Last week, my colleague published a report entitled Mismatched: A Comparison of Future Water Supply and Demand for the Metropolitan Water District of Southern California and Its Member Agencies. The report compares the 2015 Urban Water Management Plans prepared by the Metropolitan Water District of Southern California (MWD) and its member agencies. It documents that in average water years, MWD's plan assumes that demand for imported water is hundreds of thousands of acre feet higher than the local agencies’ plans. What’s more, the report demonstrates that if all of the local supply projects included in these plans were constructed, demand for imported water would drop precipitously. While the results are not as stark in dry years, even in dry years MWD estimates higher demand for water than the member agencies in Southern California.
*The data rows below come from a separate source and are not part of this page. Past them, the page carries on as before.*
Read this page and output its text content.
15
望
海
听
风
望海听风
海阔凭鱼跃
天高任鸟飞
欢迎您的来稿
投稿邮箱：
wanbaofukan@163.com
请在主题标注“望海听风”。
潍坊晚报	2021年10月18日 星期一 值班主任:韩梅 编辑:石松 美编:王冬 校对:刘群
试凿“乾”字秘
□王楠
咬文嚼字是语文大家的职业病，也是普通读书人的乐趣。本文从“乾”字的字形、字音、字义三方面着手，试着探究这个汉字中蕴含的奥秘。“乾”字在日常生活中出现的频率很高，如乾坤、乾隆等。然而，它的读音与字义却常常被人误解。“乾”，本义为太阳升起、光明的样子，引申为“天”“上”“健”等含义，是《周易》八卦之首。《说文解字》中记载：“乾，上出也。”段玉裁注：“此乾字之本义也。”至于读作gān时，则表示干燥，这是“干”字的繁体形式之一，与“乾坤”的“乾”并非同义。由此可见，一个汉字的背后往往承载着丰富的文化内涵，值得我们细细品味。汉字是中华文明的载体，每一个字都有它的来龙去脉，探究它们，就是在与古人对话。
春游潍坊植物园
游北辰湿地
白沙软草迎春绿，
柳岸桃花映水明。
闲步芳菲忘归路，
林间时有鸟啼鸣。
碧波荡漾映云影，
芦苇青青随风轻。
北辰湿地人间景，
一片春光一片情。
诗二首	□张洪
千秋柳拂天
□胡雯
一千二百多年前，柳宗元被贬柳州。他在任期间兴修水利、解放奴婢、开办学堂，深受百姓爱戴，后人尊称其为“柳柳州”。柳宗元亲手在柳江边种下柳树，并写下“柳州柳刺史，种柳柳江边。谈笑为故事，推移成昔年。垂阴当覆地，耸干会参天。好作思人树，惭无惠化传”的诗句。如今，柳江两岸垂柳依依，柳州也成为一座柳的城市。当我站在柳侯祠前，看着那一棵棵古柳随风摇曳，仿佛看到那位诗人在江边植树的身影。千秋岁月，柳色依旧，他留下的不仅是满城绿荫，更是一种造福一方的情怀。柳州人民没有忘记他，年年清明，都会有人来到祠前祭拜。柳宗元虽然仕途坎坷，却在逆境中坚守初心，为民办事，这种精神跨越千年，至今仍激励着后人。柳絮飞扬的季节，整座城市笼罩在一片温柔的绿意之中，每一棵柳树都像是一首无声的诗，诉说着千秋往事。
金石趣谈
Even with a growing population, the report documents that water supply agencies in Southern California plan to sustain the economy with reduced purchases of imported water from MWD, by continuing to use water efficiently and investing in local and regional water supply projects like water recycling, stormwater capture, and groundwater cleanup. In contrast, MWD envisions higher per capita demand for water, far less investment in local water supply projects, and greater dependence on imported water.
These are two very different plans for Southern California’s water supply future, and the decision whether to pay tens of billions of dollars for WaterFix may determine which of these plans the future looks like.
It’s important to keep in mind that the urban water management plans analyzed in the report are legally binding plans, which local agencies use to assess availability of water supply for future residential and commercial development. They generally identify specific water supply projects that are being proposed, planned, or implemented. And these plans show that reducing water imports from the Bay-Delta is feasible for Southern California, provided that local agencies continue to make investments in local and regional water supply projects that create new cost-effective water supplies, create good paying local jobs, reduce greenhouse gas emissions, and improve water supply reliability.
But implementing water supply projects costs money, and ultimately Southern Californian residents must choose where to invest their money. Investing in some projects means that money is not available to invest in other projects. Indeed, a 2012 report by the University of Southern California warned that “Some investments, such as the SWP proposed tunnels, will preclude others due to financial constraints.” Some tunnel proponents want you to believe that WaterFix is part of an "all of the above" strategy for water, but “all of the above” is not a sound financial strategy. As a colleague emphasized a few years ago with respect to energy policy, “An ‘all of the above’ energy policy that includes our most expensive and environmentally risky resources is a guarantee of costly disappointment.”
WaterFix, the $16 billion project to build two environmentally destructive tunnels in the Bay-Delta and take more water from this imperiled estuary, is part of MWD’s vision for a future of increased dependence on the Delta. In contrast, Los Angeles’ Sustainable City pLAn will cut purchases of imported water by 50% by 2025, and the San Diego County Water Authority also aims to significantly cut purchases of imported water through investments in water recycling and other local supplies.
If WaterFix is approved, we estimate that over 40 years, LA residents would collectively pay more than $1 billion (2040 dollars) in property taxes to pay for WaterFix, even if LA residents do not use a single drop of water from the Delta. If LA does not reduce purchases of imported water, the total cost likely would be more than $4.1 billion (2040 dollars) in property taxes and water rates to pay for WaterFix over that 40 year repayment period. That’s $1 billion to $4 billion that cannot be invested in local stormwater capture projects, the regional water recycling project in Carson, turf removal, or other sustainable water supply projects.
As my prior blog showed, when one uses realistic assumptions, investments in local and regional water supply projects like the Carson water recycling project are more cost-effective than the tunnels, and will generally produce more water more reliably year to year. What’s more, these investments create local jobs in Southern California, and they are more sustainable with lower greenhouse gas emissions and without the environmental harm caused by WaterFix (or the likelihood that water diversions from the Bay-Delta will decline in the future due to environmental degradation and climate change).
The Mismatched report shows that these are the types of projects that local agencies are planning to invest in. That is, unless MWD convinces them to pay for the tunnels and a future of greater dependence on imported water.